"TIFFANY!" Percy bellowed. "WHERE DID YOU PUT MY PREFECT'S BADGE?!"
I looked at him. "I gave it to Fred and George."
"You WHAT?!"
I giggled. Hi, I'm Tiffany Fyre. I've got gorgeous blonde hair and pretty saphire eyes. I've been living with the Weasleys for the past ten years ever since my parents kicked me out at age seven when I first performed magic. I attend Hogwarts School of Witchcraft and Wizardry with them. This year is Ron's first year.
"WEASLEY FAMILY MEETING! NOW!" Mr. Weasley yelled. Snickering, I followed Ron and Ginny down the stairs. Ginny was in tears because she had to wait one more year to go to Hogwarts.
As soon as everyone was settled, Mr. Weasley, patting Mrs. Weasley's arm, said, "Tiffany, I think it's time that you've left us."
"Huh?" I asked, dumbfounded.
Gulping, Mr. Weasley said, "We're sending you to a boarding school other than Hogwarts."
--***--
I couldn't believe it. After all the time I've spent with the Weasleys, they just decided to kick me out. Screw them.
I dragged my suitcase up the stairs to the office. "Name?" the secretary asked.
"Tiffany Fyre."
"Ah, yes. Room 80," she said, handing me a key. I walked out of the office to my new room. I found three boys in there.
"WHO THE HELL ARE YOU?!" I shouted.
"Um, this is an all boys boarding school," they said. "Your eyes are red, sort of. Are you a vampire like us?"
"WHAT?!" I said. "How could you lie to me?!"
"I did it for entertainment," said a particularly handsome one. "I'm Aiden, and I hate you."
"I hate you too!" I said.
"Well, that's too bad, considering you're going to be in an arranged marriage with me," he said, sounding not at all happy.
"An arranged marriage with my enemy?!" I shouted. "It's not real! GAH!" The lights went out. "Lumos! I LOVE YOU!"
"Whoa, you're a witch!" one of Aiden's friends yelled.
"No duh," I said. All of a sudden, Lord Voldemort walked into the room. "OH MY GOD!"

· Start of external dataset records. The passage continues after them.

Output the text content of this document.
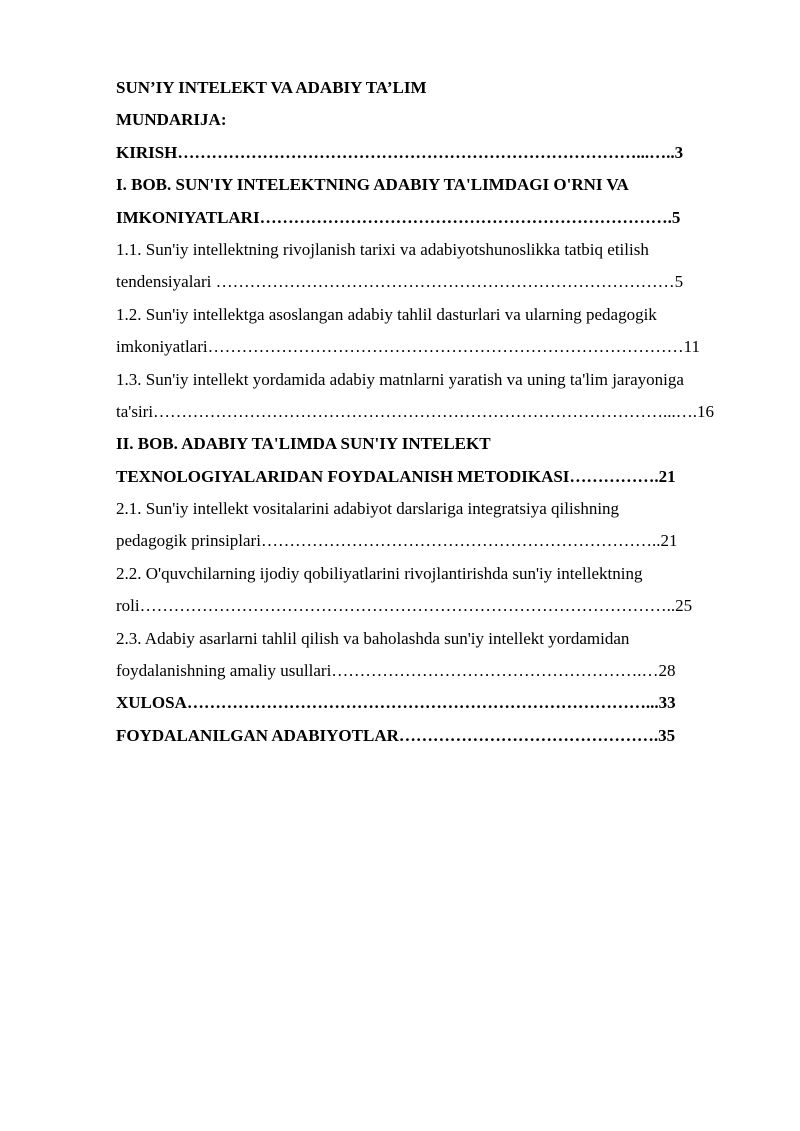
SUN’IY INTELEKT VA ADABIY TA’LIM
MUNDARIJA:
KIRISH………………………………………………………………………...…..3
I. BOB. SUN'IY INTELEKTNING ADABIY TA'LIMDAGI O'RNI VA
IMKONIYATLARI……………………………………………………………….5
1.1. Sun'iy intellektning rivojlanish tarixi va adabiyotshunoslikka tatbiq etilish
tendensiyalari ………………………………………………………………………5
1.2. Sun'iy intellektga asoslangan adabiy tahlil dasturlari va ularning pedagogik
imkoniyatlari…………………………………………………………………………11
1.3. Sun'iy intellekt yordamida adabiy matnlarni yaratish va uning ta'lim jarayoniga
ta'siri………………………………………………………………………………...….16
II. BOB. ADABIY TA'LIMDA SUN'IY INTELEKT
TEXNOLOGIYALARIDAN FOYDALANISH METODIKASI…………….21
2.1. Sun'iy intellekt vositalarini adabiyot darslariga integratsiya qilishning
pedagogik prinsiplari……………………………………………………………..21
2.2. O'quvchilarning ijodiy qobiliyatlarini rivojlantirishda sun'iy intellektning
roli…………………………………………………………………………………..25
2.3. Adabiy asarlarni tahlil qilish va baholashda sun'iy intellekt yordamidan
foydalanishning amaliy usullari……………………………………………….…28
XULOSA………………………………………………………………………...33
FOYDALANILGAN ADABIYOTLAR……………………………………….35
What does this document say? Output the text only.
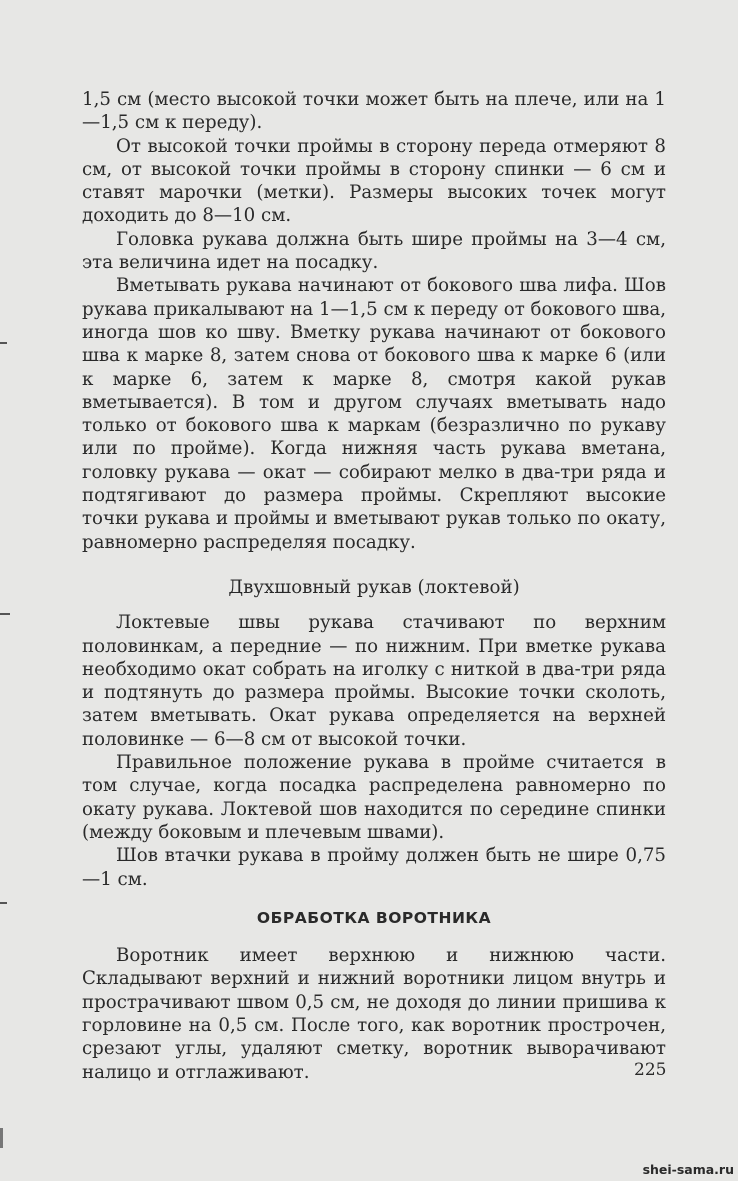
1,5 см (место высокой точки может быть на плече, или на 1—1,5 см к переду).

От высокой точки проймы в сторону переда отмеряют 8 см, от высокой точки проймы в сторону спинки — 6 см и ставят марочки (метки). Размеры высоких точек могут доходить до 8—10 см.

Головка рукава должна быть шире проймы на 3—4 см, эта величина идет на посадку.

Вметывать рукава начинают от бокового шва лифа. Шов рукава прикалывают на 1—1,5 см к переду от бокового шва, иногда шов ко шву. Вметку рукава начинают от бокового шва к марке 8, затем снова от бокового шва к марке 6 (или к марке 6, затем к марке 8, смотря какой рукав вметывается). В том и другом случаях вметывать надо только от бокового шва к маркам (безразлично по рукаву или по пройме). Когда нижняя часть рукава вметана, головку рукава — окат — собирают мелко в два-три ряда и подтягивают до размера проймы. Скрепляют высокие точки рукава и проймы и вметывают рукав только по окату, равномерно распределяя посадку.

Двухшовный рукав (локтевой)

Локтевые швы рукава стачивают по верхним половинкам, а передние — по нижним. При вметке рукава необходимо окат собрать на иголку с ниткой в два-три ряда и подтянуть до размера проймы. Высокие точки сколоть, затем вметывать. Окат рукава определяется на верхней половинке — 6—8 см от высокой точки.

Правильное положение рукава в пройме считается в том случае, когда посадка распределена равномерно по окату рукава. Локтевой шов находится по середине спинки (между боковым и плечевым швами).

Шов втачки рукава в пройму должен быть не шире 0,75—1 см.

ОБРАБОТКА ВОРОТНИКА

Воротник имеет верхнюю и нижнюю части. Складывают верхний и нижний воротники лицом внутрь и прострачивают швом 0,5 см, не доходя до линии пришива к горловине на 0,5 см. После того, как воротник прострочен, срезают углы, удаляют сметку, воротник выворачивают налицо и отглаживают.	225
shei-sama.ru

"You're my daughter," he said solemnly, "and I've changed my mind. You're going to marry Draco Malfoy."
"But I love Aiden!" I said.
"I don't care!" he said. "MARRY DRACO!" Without warning, he shouted, "AVADA KEDAVRA!" at Aiden, who fell over, dead. Voldemort threw knife at him, and blood squirted out. The other two boys couldn't resist and, as beautiful as they were, they began drinking the blood.
"Come, Tiffany," he whispered.
"NO! YOU'RE SUPPOSED TO BE DEAD IN ALBANIA OR SOMETHING!" I screamed.
"I killed Harry Potter, and I've been brought back to full power."
And that's when I realized... The cliches can get as ridiculous as this.